Доман промолчал. Мирш ворчал:
— Не тронь лиха, пока спит тихо. Троньте-ка Хвостека, он напустит на вас немцев да поморян.
— Прогоним!
— А покуда прогоните, они поля у вас разорят, а у меня горшки перебьют! — засмеялся гончар.
И, глядя на озеро, покачал головой.
Но вот чёлн пристал к берегу, перевозчик, утерев пот со лба, зачерпнул пригоршню воды, напился и лёг отдыхать. Доман пошёл к нему.
— Так вы и пойдёте в храм, без всякой жертвы? — окликнул его Мирш.
— А вы хотите, чтобы я взял у вас миски! — отрезал кмет.
— Мне в этом нет нужды, а вам может понадобиться, — буркнул Мирш.
— Но даром вы их не даёте?
— Случается, — ответил старик и хлопнул в ладоши. — Нынче такой уж день, что я дам вам миски, поставите перед Нией…
Показался немолодой человек, сын гончара, стоявший у печи. Не произнося ни слова, старик жестами показал, чего хотел, и снова уселся, а через минуту сын его принёс несколько маленьких мисочек, которые и отдал Доману.
В те времена поляне уже знали деньги, хотя сами не чеканили. Издавна к ним привозили их и приносили купцы, приезжавшие на кораблях или приходившие с юго-запада за янтарём. Римские, греческие и арабские монеты были в ходу у населения. Привозили их также и из Винеды. У Домана было при себе несколько таких серебряных пластинок, и он хотел дать одну старику, но тот отвёл его руку.
— Поставьте миски от меня, — сказал он и, кивнув головой, сел на своё дерево.
Доман вскочил в ладью; полуголый, обросший волосами перевозчик, вздохнув, взялся за весла и, затянув что-то вполголоса, оттолкнулся от берега.
В храме Ниолы сидела у огня Дива.
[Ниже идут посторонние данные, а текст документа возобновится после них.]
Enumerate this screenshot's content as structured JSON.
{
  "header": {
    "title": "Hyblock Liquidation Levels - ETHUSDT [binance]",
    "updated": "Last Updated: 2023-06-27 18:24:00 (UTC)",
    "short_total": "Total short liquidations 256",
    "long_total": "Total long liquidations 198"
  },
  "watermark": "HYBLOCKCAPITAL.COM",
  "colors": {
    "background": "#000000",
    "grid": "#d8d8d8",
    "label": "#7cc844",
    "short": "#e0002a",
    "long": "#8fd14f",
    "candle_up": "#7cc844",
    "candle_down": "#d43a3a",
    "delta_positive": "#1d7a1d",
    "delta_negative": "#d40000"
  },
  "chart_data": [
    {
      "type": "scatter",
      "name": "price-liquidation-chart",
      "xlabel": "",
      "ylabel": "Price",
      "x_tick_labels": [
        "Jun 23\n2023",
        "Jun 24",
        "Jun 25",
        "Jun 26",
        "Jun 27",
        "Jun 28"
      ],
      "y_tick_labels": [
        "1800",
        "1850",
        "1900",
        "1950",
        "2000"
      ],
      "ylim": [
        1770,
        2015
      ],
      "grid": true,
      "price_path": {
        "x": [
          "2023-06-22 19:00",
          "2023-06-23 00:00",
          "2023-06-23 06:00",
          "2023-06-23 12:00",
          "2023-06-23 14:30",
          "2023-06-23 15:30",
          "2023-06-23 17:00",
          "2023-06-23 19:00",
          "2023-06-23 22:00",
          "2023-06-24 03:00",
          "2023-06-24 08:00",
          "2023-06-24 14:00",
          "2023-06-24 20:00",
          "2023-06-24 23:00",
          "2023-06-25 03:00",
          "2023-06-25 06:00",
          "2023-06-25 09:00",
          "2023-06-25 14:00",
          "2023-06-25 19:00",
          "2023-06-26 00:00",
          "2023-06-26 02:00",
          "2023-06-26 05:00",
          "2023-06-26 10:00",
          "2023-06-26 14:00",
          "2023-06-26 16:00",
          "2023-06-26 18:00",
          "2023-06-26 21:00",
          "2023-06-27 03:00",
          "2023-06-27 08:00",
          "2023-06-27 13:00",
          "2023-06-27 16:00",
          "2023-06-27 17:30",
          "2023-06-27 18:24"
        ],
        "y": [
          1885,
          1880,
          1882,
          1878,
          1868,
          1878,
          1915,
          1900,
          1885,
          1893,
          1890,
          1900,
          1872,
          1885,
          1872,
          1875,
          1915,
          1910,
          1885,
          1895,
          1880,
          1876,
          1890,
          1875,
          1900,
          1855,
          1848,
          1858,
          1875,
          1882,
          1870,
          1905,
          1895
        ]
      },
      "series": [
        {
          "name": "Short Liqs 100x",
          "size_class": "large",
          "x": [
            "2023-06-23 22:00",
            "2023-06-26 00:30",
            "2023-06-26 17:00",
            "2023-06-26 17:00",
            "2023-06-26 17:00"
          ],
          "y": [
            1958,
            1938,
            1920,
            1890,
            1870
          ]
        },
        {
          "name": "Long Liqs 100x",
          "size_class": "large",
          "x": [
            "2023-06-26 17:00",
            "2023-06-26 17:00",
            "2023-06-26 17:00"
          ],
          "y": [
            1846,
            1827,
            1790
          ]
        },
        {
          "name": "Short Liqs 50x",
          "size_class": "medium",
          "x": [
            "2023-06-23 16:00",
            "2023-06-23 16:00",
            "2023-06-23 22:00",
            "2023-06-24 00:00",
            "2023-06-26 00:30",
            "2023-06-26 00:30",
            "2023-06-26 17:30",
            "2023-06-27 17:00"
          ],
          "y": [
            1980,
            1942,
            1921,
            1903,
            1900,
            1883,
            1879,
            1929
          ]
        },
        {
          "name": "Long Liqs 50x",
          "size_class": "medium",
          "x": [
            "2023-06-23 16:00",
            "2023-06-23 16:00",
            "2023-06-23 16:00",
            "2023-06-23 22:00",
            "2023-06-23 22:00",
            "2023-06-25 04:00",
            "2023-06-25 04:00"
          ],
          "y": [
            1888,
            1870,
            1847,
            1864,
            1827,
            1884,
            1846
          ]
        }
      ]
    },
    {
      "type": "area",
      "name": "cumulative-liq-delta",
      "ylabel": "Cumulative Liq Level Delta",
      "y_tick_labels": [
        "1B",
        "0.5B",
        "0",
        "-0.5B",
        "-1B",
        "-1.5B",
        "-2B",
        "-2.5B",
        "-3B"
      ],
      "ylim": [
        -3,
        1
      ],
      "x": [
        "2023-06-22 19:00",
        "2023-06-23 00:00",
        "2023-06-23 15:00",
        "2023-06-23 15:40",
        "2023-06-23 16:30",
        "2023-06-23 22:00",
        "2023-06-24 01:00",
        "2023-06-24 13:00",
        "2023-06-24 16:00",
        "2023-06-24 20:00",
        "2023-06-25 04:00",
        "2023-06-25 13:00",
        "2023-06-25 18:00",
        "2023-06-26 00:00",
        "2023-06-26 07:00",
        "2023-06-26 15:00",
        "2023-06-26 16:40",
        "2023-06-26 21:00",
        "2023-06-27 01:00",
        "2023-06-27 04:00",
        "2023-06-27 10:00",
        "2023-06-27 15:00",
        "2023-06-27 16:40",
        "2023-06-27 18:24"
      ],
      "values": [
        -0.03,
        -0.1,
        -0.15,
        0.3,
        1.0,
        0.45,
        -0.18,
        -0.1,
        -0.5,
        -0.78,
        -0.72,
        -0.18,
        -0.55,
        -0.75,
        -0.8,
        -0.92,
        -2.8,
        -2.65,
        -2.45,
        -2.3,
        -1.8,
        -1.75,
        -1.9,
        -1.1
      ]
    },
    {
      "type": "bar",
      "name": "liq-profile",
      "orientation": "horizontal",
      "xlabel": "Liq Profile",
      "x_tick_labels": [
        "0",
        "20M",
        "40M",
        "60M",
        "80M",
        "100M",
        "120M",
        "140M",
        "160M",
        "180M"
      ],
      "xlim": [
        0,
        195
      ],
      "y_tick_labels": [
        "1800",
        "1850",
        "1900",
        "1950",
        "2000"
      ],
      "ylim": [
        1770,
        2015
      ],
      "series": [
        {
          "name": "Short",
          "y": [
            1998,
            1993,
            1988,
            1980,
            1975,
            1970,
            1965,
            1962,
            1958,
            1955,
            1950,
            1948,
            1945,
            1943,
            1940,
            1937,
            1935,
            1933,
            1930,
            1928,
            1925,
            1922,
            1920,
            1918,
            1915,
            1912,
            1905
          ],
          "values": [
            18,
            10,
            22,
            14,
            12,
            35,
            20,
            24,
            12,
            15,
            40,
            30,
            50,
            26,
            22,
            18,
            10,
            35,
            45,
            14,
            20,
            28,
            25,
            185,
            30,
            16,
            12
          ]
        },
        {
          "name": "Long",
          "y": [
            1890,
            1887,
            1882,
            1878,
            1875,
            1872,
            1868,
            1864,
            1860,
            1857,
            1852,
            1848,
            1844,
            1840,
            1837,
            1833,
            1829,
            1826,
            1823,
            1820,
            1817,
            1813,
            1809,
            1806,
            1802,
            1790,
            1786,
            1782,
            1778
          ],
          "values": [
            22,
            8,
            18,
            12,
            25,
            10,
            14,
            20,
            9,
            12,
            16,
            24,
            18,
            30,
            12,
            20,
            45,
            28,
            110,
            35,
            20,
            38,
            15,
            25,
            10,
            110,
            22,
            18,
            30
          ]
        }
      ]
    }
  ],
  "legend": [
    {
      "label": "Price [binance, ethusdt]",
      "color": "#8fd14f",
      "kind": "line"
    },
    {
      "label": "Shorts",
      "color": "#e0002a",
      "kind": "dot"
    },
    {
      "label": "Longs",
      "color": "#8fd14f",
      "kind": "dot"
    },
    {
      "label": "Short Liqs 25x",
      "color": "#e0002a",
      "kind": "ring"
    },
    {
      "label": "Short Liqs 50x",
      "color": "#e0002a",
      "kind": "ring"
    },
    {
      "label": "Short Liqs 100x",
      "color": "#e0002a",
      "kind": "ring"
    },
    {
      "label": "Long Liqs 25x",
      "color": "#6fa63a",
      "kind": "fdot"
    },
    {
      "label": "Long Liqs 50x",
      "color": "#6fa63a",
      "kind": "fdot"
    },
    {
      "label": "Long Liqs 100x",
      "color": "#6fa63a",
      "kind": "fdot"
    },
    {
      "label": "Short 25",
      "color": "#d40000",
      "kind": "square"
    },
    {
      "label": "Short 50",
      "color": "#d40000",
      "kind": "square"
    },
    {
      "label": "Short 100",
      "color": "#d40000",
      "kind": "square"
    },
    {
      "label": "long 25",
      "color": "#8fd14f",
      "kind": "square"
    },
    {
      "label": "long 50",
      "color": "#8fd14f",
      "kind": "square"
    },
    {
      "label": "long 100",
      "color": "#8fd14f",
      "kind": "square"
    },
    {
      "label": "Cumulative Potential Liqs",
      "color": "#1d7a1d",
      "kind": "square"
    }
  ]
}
Стояли жаркие дни, но в тёмном, завешенном со всех сторон капище было прохладно. Только тлело несколько поленьев в жертвеннике, чтобы не погас священный огонь. Дым поднимался прямо к куполу и уходил в отверстие.
Три хранительницы священного огня сидели на трех камнях, две уснули, третья бодрствовала за них. Этой жрицей была Дива.
На её распущенных косах зеленел венок, а вся она была укутана в длинное белое покрывало и во мраке казалась неким неземным видением.
Кроме трех жриц, в храме никого не было.
Отсветы огня отражались в самородках, украшавших стены капища, в янтарных бусах и ожерельях, висевших на шее богини, и в её красных, вселяющих ужас глазах, вдруг загоравшихся кровавым блеском.
Девушка сидела неподвижно, в глубокой задумчивости, когда медленно отдёрнулась завеса, она подняла глаза, взглянула, вскрикнула и упала.
У входа стоял Доман, которого она убила! Вернулся с того света оборотнем или вурдалаком, мелькнула у неё мысль.
Уснувшие жрицы вскочили, ещё не очнувшись спросонок, а Доман уже подбежал, схватил её на руки и поднял с земли.
Дива открыла глаза и в страхе скорей их закрыла, стараясь оттолкнуть его руками. Теперь она видела и не сомневалась, что он не был духом, но испугалась, что он станет мстить ей даже у жертвенника.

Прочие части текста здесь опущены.